Sólo dos atletas, la estadounidense Brigetta Barrett y la rusa Svetlana Shkolina, pudieron con los dos metros y se jugaron el título en 2,03, en un pulso decantado a favor de la heroína local. La de Ruth Beitia es la segunda medalla española en los Mundiales de Moscú, después de la conseguida, igualmente de bronce, en 20 kilómetros marcha por el murciano Miguel Ángel López. En un concurso con trece finalistas, la batalla empezó con el listón en 1,89, altura que eliminó a la alemana Marie Jungfleisch. En 1,93 hubo otras dos víctimas, la lituana Airine Palsyte y Levern Spender, natural de Santa Lucía.
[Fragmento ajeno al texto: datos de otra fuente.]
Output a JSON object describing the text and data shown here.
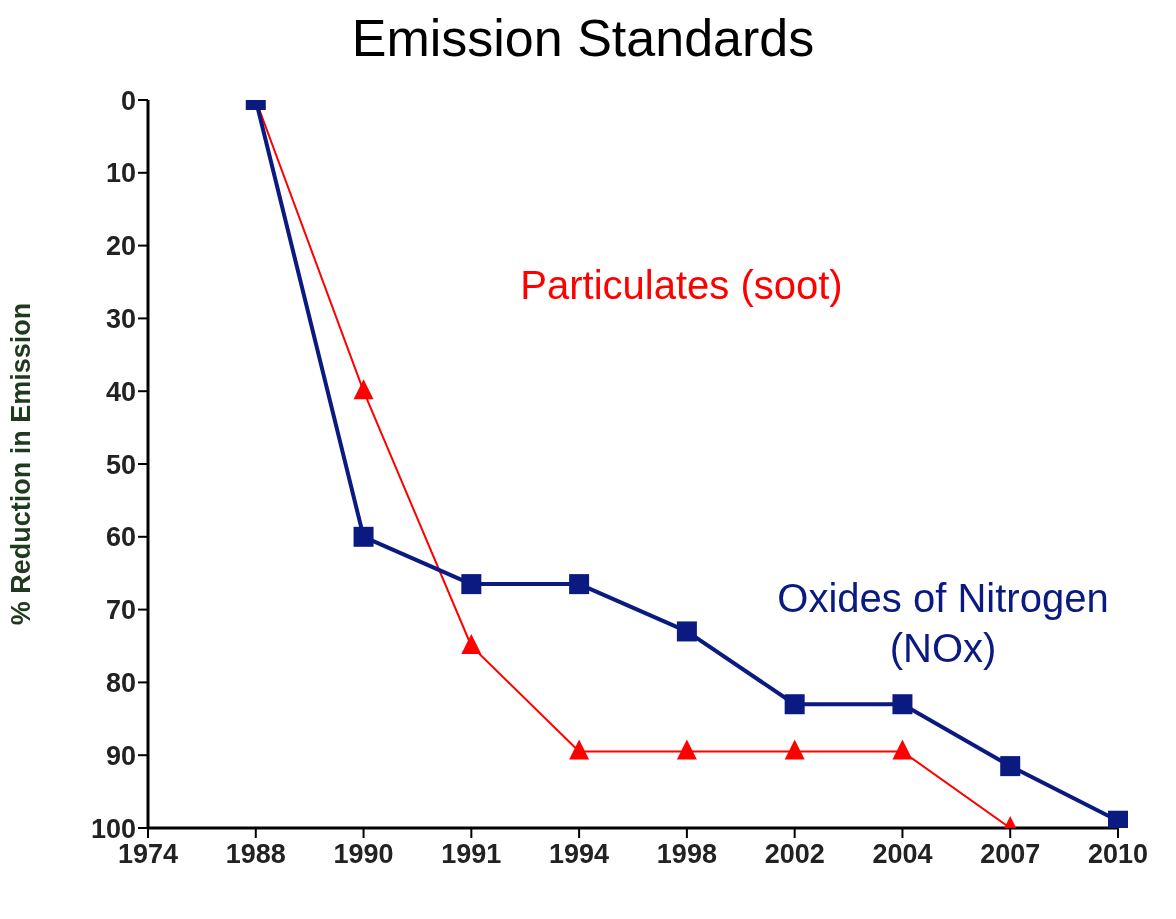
{
  "chart_data": {
    "type": "line",
    "title": "Emission Standards",
    "ylabel": "% Reduction in Emission",
    "categories": [
      "1974",
      "1988",
      "1990",
      "1991",
      "1994",
      "1998",
      "2002",
      "2004",
      "2007",
      "2010"
    ],
    "series": [
      {
        "name": "Particulates (soot)",
        "color": "#ff0000",
        "marker": "triangle",
        "values": [
          null,
          0,
          40,
          75,
          89.5,
          89.5,
          89.5,
          89.5,
          100,
          null
        ]
      },
      {
        "name": "Oxides of Nitrogen (NOx)",
        "color": "#0a1a80",
        "marker": "square",
        "values": [
          null,
          0,
          60,
          66.5,
          66.5,
          73,
          83,
          83,
          91.5,
          99
        ]
      }
    ],
    "ylim": [
      100,
      0
    ],
    "yticks": [
      0,
      10,
      20,
      30,
      40,
      50,
      60,
      70,
      80,
      90,
      100
    ],
    "grid": false,
    "legend": false
  }
}
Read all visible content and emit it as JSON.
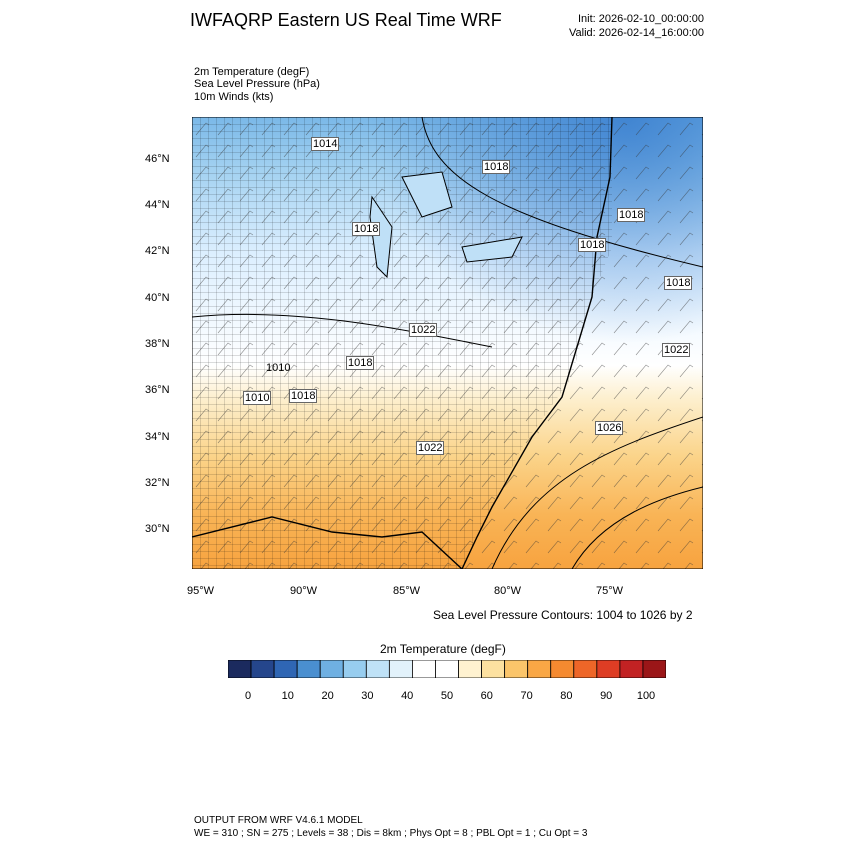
{
  "header": {
    "title": "IWFAQRP Eastern US Real Time WRF",
    "init": "Init: 2026-02-10_00:00:00",
    "valid": "Valid: 2026-02-14_16:00:00"
  },
  "fields": [
    "2m Temperature   (degF)",
    "Sea Level Pressure   (hPa)",
    "10m Winds   (kts)"
  ],
  "axes": {
    "lat_labels": [
      "46°N",
      "44°N",
      "42°N",
      "40°N",
      "38°N",
      "36°N",
      "34°N",
      "32°N",
      "30°N"
    ],
    "lon_labels": [
      "95°W",
      "90°W",
      "85°W",
      "80°W",
      "75°W"
    ]
  },
  "pressure_labels": [
    "1014",
    "1018",
    "1018",
    "1018",
    "1018",
    "1018",
    "1022",
    "1018",
    "1018",
    "1022",
    "1022",
    "1026",
    "1010",
    "1010"
  ],
  "slp_note": "Sea Level Pressure Contours: 1004 to 1026 by 2",
  "colorbar": {
    "title": "2m Temperature  (degF)",
    "colors": [
      "#1b2a5e",
      "#25468c",
      "#2f66b4",
      "#4a8fd0",
      "#6fb0e2",
      "#97cdef",
      "#bfe2f7",
      "#e2f2fb",
      "#ffffff",
      "#ffffff",
      "#fff2d0",
      "#fde1a0",
      "#fbc56a",
      "#f9a745",
      "#f58a30",
      "#ee6628",
      "#de3d24",
      "#c22223",
      "#9b1618"
    ],
    "labels": [
      "0",
      "10",
      "20",
      "30",
      "40",
      "50",
      "60",
      "70",
      "80",
      "90",
      "100"
    ]
  },
  "footer": {
    "line1": "OUTPUT FROM WRF V4.6.1 MODEL",
    "line2": "WE = 310 ; SN = 275 ; Levels = 38 ; Dis = 8km ; Phys Opt = 8 ; PBL Opt = 1 ; Cu Opt = 3"
  }
}
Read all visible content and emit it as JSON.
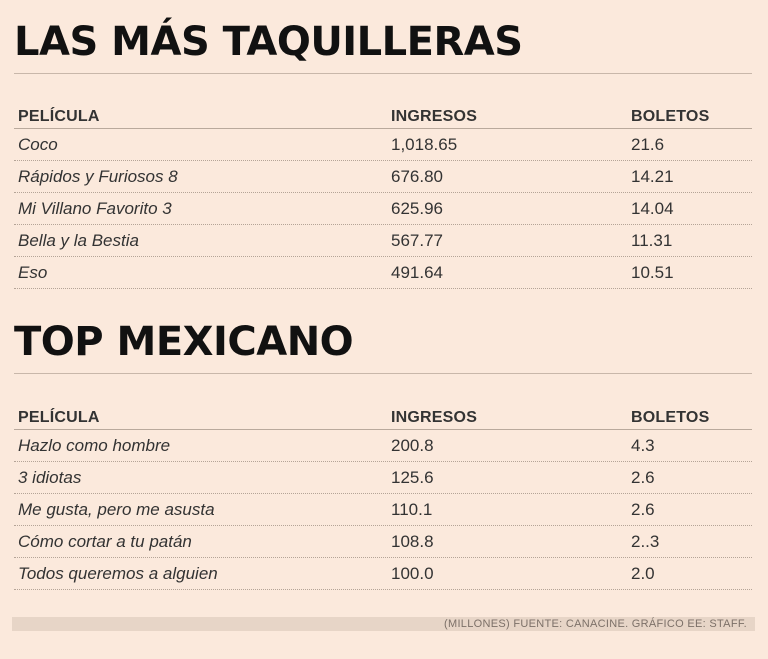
{
  "chart_data": [
    {
      "type": "table",
      "title": "LAS MÁS TAQUILLERAS",
      "columns": [
        "PELÍCULA",
        "INGRESOS",
        "BOLETOS"
      ],
      "rows": [
        [
          "Coco",
          "1,018.65",
          "21.6"
        ],
        [
          "Rápidos y Furiosos 8",
          "676.80",
          "14.21"
        ],
        [
          "Mi Villano Favorito 3",
          "625.96",
          "14.04"
        ],
        [
          "Bella y la Bestia",
          "567.77",
          "11.31"
        ],
        [
          "Eso",
          "491.64",
          "10.51"
        ]
      ]
    },
    {
      "type": "table",
      "title": "TOP MEXICANO",
      "columns": [
        "PELÍCULA",
        "INGRESOS",
        "BOLETOS"
      ],
      "rows": [
        [
          "Hazlo como hombre",
          "200.8",
          "4.3"
        ],
        [
          "3 idiotas",
          "125.6",
          "2.6"
        ],
        [
          "Me gusta, pero me asusta",
          "110.1",
          "2.6"
        ],
        [
          "Cómo cortar a tu patán",
          "108.8",
          "2..3"
        ],
        [
          "Todos queremos a alguien",
          "100.0",
          "2.0"
        ]
      ]
    }
  ],
  "footer": "(MILLONES) FUENTE: CANACINE.  GRÁFICO EE: STAFF."
}
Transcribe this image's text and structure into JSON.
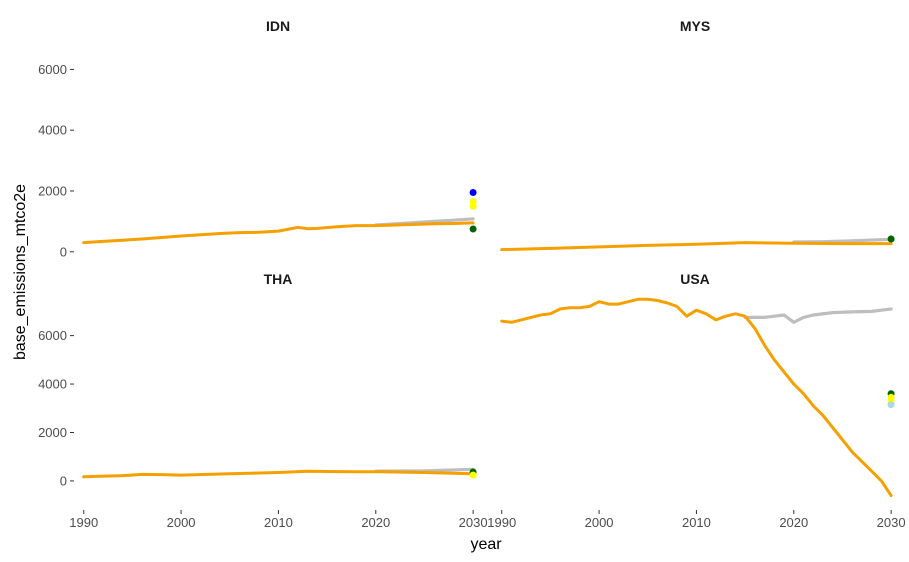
{
  "chart_data": {
    "type": "line",
    "xlabel": "year",
    "ylabel": "base_emissions_mtco2e",
    "grid": false,
    "legend": "none",
    "colors": {
      "baseline": "#bebebe",
      "projection": "#f5a000",
      "target_blue": "#0000ff",
      "target_yellow": "#ffff00",
      "target_green": "#006400",
      "target_lightblue": "#add8e6"
    },
    "x_ticks": [
      1990,
      2000,
      2010,
      2020,
      2030
    ],
    "y_ticks": [
      0,
      2000,
      4000,
      6000
    ],
    "xlim": [
      1989,
      2030.5
    ],
    "rows": [
      {
        "ylim": [
          -600,
          7000
        ]
      },
      {
        "ylim": [
          -1200,
          7800
        ]
      }
    ],
    "panels": [
      {
        "name": "IDN",
        "row": 0,
        "col": 0,
        "series": [
          {
            "key": "baseline",
            "x": [
              2020,
              2022,
              2024,
              2026,
              2028,
              2030
            ],
            "y": [
              880,
              920,
              960,
              1000,
              1040,
              1080
            ]
          },
          {
            "key": "projection",
            "x": [
              1990,
              1992,
              1994,
              1996,
              1998,
              2000,
              2002,
              2004,
              2006,
              2008,
              2010,
              2012,
              2013,
              2014,
              2016,
              2018,
              2020,
              2022,
              2024,
              2026,
              2028,
              2030
            ],
            "y": [
              300,
              340,
              380,
              420,
              470,
              520,
              560,
              600,
              630,
              640,
              680,
              800,
              760,
              770,
              820,
              860,
              860,
              880,
              900,
              920,
              930,
              950
            ]
          }
        ],
        "points": [
          {
            "x": 2030,
            "y": 1950,
            "key": "target_blue"
          },
          {
            "x": 2030,
            "y": 1650,
            "key": "target_yellow"
          },
          {
            "x": 2030,
            "y": 1500,
            "key": "target_yellow"
          },
          {
            "x": 2030,
            "y": 750,
            "key": "target_green"
          }
        ]
      },
      {
        "name": "MYS",
        "row": 0,
        "col": 1,
        "series": [
          {
            "key": "baseline",
            "x": [
              2020,
              2023,
              2026,
              2030
            ],
            "y": [
              320,
              330,
              360,
              410
            ]
          },
          {
            "key": "projection",
            "x": [
              1990,
              1995,
              2000,
              2005,
              2010,
              2015,
              2020,
              2025,
              2030
            ],
            "y": [
              70,
              110,
              160,
              210,
              250,
              300,
              280,
              270,
              270
            ]
          }
        ],
        "points": [
          {
            "x": 2030,
            "y": 420,
            "key": "target_green"
          }
        ]
      },
      {
        "name": "THA",
        "row": 1,
        "col": 0,
        "series": [
          {
            "key": "baseline",
            "x": [
              2020,
              2025,
              2030
            ],
            "y": [
              400,
              420,
              480
            ]
          },
          {
            "key": "projection",
            "x": [
              1990,
              1994,
              1996,
              1998,
              2000,
              2005,
              2010,
              2013,
              2015,
              2018,
              2020,
              2025,
              2030
            ],
            "y": [
              170,
              220,
              270,
              260,
              240,
              300,
              350,
              400,
              390,
              380,
              380,
              350,
              300
            ]
          }
        ],
        "points": [
          {
            "x": 2030,
            "y": 370,
            "key": "target_green"
          },
          {
            "x": 2030,
            "y": 240,
            "key": "target_yellow"
          }
        ]
      },
      {
        "name": "USA",
        "row": 1,
        "col": 1,
        "series": [
          {
            "key": "baseline",
            "x": [
              2015,
              2017,
              2018,
              2019,
              2020,
              2021,
              2022,
              2024,
              2026,
              2028,
              2029,
              2030
            ],
            "y": [
              6750,
              6750,
              6800,
              6850,
              6550,
              6750,
              6850,
              6950,
              6980,
              7000,
              7050,
              7100
            ]
          },
          {
            "key": "projection",
            "x": [
              1990,
              1991,
              1992,
              1993,
              1994,
              1995,
              1996,
              1997,
              1998,
              1999,
              2000,
              2001,
              2002,
              2003,
              2004,
              2005,
              2006,
              2007,
              2008,
              2009,
              2010,
              2011,
              2012,
              2013,
              2014,
              2015,
              2016,
              2017,
              2018,
              2019,
              2020,
              2021,
              2022,
              2023,
              2024,
              2025,
              2026,
              2027,
              2028,
              2029,
              2030
            ],
            "y": [
              6600,
              6550,
              6650,
              6750,
              6850,
              6900,
              7100,
              7150,
              7150,
              7200,
              7400,
              7300,
              7300,
              7400,
              7500,
              7500,
              7450,
              7350,
              7200,
              6800,
              7050,
              6900,
              6650,
              6800,
              6900,
              6800,
              6300,
              5600,
              5000,
              4500,
              4000,
              3600,
              3100,
              2700,
              2200,
              1700,
              1200,
              800,
              400,
              0,
              -600
            ]
          }
        ],
        "points": [
          {
            "x": 2030,
            "y": 3600,
            "key": "target_green"
          },
          {
            "x": 2030,
            "y": 3450,
            "key": "target_yellow"
          },
          {
            "x": 2030,
            "y": 3300,
            "key": "target_yellow"
          },
          {
            "x": 2030,
            "y": 3150,
            "key": "target_lightblue"
          }
        ]
      }
    ]
  }
}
Diez atacaron el listón en 1,97, que dejó fuera a la polaca Kamila Stepaniuk, a la italiana de 20 años Alessia Trost, a la china Xingjuan Zheng y a la rusa Irina Gordeeva. Beitia llevaba un concurso impecable hasta ese momento y eso le sirvió, como había predicho, para colgarse la medalla porque sólo dos atletas, la estadounidense Brigetta Barrett y la rusa Svetlana Shkolina, pudieron con los dos metros. Shkolina, llevada en volandas por el público, batió su récord personal con 2,03 y se llevó de premio la medalla de oro, ya que Barrett derribó en sus tres intentos.

Beitia participaba por cuarta vez en la final de unos campeonatos del mundo, con 34 años, y es probable que haya sido la última, aunque ni ella misma sabe si estará en activo en 2015 para luchar por una quinta. Beitia anunció el pasado año su retirada de la competición después de conquistar su primera medalla al aire libre en el Europeo de Helsinki y terminar cuarta en la final olímpica, pero reconsideró su decisión y ahora prefiere no hablar del futuro. "Ni yo misma sé lo que haré dentro de tres días", dijo a EFE.

Beitia llegó a Moscú con una marca de 1,95 y superó sin contratiempos la calificación, en la que bastó con 1,92 para meterse en la final, en la que sobrepasó el listón en 1,97. Sospechaba que las medallas estarían por encima de dos metros, como ocurrió, y señalaba como favoritas "a las rusas (Anna Chicherova, Svetlana Shkolina) y a (la estadounidense Brigetta) Barrett". Esta última fue la que en los Juegos de Londres le quitó la medalla de bronce con un postrer salto que a la norteamericana le dio la plata.

"¿Mi último Mundial? Nunca se sabe. Ojalá pudiese aguantar como Chuso (García Bragado, que lleva once). Estoy bien, quiero disfrutar del momento, pero no sé qué voy a hacer dentro de tres días. En principio mi intención es seguir. Quiero recuperar bien el tendón, y luego Dios dirá". Beitia debutó en unos Mundiales en París 2003 con el undécimo puesto y una marca de 1,90. Dos años después, en Helsinki 2005, cayó en la calificación con 1,88; regresó a la final en Osaka 2007, donde fue sexta con 1,97, y obtuvo su mejor resultado hasta ahora en Berlín 2009, quinta con 1,99. En Daegu 2011 saltó 1,92 y no se clasificó pero, curiosamente, formó parte del relevo 4x100 español, en sustitución de la lesionada Belén Recio.